Eastwood's "anemic film making method complements the material," says Sean O' Connell in filmcritic.com. He says, "A glance around Frankie's gym reveals stark walls and spare corners. Tom Stern's cinematography is beautiful and bare." O 'Connell says, thinking back, "one almost remembers the movie as being shot in black and white. It's not, but the color scheme feels that muted and unimportant." He says even in the fight scenes, "they seem to be fighting in a long-forgotten community auditorium in the middle of nowhere."
And there are three potential Oscars in the wings. One for Swank, one for Eastwood, and one for "Million Dollar Baby." (In case anyone has been living under a rock, the Academy Awards are at 7:30 p.m. Sunday on Channels 3 and 7.)
And, to add a little irony to the show this year, Swank will face Annette Bening again, as she did five years ago. Swank won the top honor then for her singular performance in "Boys Don't Cry." Bening lost her bid for her role in "American Beauty."
The Boston Globe says "Bening, 46, was considered the early Oscar front runner this year for her role as a luminous English stage diva in Being Julia.' She has already won a Golden Globe, National Board of Review and Golden Satellite award for her performance."

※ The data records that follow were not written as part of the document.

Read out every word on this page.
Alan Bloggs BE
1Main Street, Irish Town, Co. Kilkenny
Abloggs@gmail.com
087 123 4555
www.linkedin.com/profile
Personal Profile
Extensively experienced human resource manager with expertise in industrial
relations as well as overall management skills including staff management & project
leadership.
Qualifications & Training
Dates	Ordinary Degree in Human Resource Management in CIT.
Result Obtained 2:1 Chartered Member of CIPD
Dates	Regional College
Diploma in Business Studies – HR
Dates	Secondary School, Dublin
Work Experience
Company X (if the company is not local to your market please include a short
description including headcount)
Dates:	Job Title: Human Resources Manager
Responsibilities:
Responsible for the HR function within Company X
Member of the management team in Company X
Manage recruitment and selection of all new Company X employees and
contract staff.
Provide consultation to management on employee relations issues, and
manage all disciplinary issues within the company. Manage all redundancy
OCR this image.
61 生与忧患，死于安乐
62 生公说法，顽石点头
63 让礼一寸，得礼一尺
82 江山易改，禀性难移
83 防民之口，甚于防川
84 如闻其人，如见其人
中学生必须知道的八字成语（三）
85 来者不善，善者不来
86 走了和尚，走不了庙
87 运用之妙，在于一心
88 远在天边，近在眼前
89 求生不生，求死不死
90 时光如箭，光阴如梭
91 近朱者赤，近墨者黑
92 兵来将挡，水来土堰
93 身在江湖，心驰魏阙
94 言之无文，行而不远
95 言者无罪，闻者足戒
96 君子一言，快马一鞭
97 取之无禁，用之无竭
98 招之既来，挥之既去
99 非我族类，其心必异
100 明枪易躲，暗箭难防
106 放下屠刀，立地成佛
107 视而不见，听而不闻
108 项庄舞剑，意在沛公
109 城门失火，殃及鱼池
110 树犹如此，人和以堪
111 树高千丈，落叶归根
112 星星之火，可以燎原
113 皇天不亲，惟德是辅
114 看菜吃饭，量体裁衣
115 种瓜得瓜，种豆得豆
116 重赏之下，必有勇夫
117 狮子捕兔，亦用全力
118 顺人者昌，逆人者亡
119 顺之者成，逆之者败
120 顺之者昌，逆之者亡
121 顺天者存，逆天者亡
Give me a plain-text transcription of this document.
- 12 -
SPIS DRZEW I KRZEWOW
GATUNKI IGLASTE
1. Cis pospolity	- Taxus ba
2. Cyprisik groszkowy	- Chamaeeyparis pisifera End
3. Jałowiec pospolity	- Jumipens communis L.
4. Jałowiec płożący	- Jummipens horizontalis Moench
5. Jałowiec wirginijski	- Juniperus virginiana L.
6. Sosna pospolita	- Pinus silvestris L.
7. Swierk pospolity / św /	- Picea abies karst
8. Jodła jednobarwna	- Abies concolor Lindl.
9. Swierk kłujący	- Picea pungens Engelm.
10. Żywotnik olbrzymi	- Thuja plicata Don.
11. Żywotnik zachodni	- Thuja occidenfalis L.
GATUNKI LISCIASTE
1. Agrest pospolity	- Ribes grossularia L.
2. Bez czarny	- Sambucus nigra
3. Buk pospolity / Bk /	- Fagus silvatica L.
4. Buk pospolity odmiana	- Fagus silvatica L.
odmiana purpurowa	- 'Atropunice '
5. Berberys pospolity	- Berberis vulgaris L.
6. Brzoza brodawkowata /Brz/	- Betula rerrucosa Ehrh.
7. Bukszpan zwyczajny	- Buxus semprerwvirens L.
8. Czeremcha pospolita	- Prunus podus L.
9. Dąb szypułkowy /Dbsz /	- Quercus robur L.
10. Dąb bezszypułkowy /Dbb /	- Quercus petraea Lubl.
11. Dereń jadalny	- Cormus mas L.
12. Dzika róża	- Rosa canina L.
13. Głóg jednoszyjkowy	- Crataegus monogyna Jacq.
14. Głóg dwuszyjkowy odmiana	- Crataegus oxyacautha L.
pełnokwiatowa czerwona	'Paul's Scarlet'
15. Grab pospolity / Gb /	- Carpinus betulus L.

However, the newspaper says, "that was before the release of Clint Eastwood's 'Million Dollar Baby' was brought forward to catch the awards season and Swank captured a Golden Globe of her own as well as a Screen Actor's Guild trophy and a slew of critics awards."
Observers say the relatively unknown Swank, even with her Oscar, may have a tough time making that a repeat performance. Two-time Oscar winners are a rare lot.
The movie starts Thursday at Market Square East. It runs two hours and 12 minutes, and is rated PG-13 for violence, thematic material and language.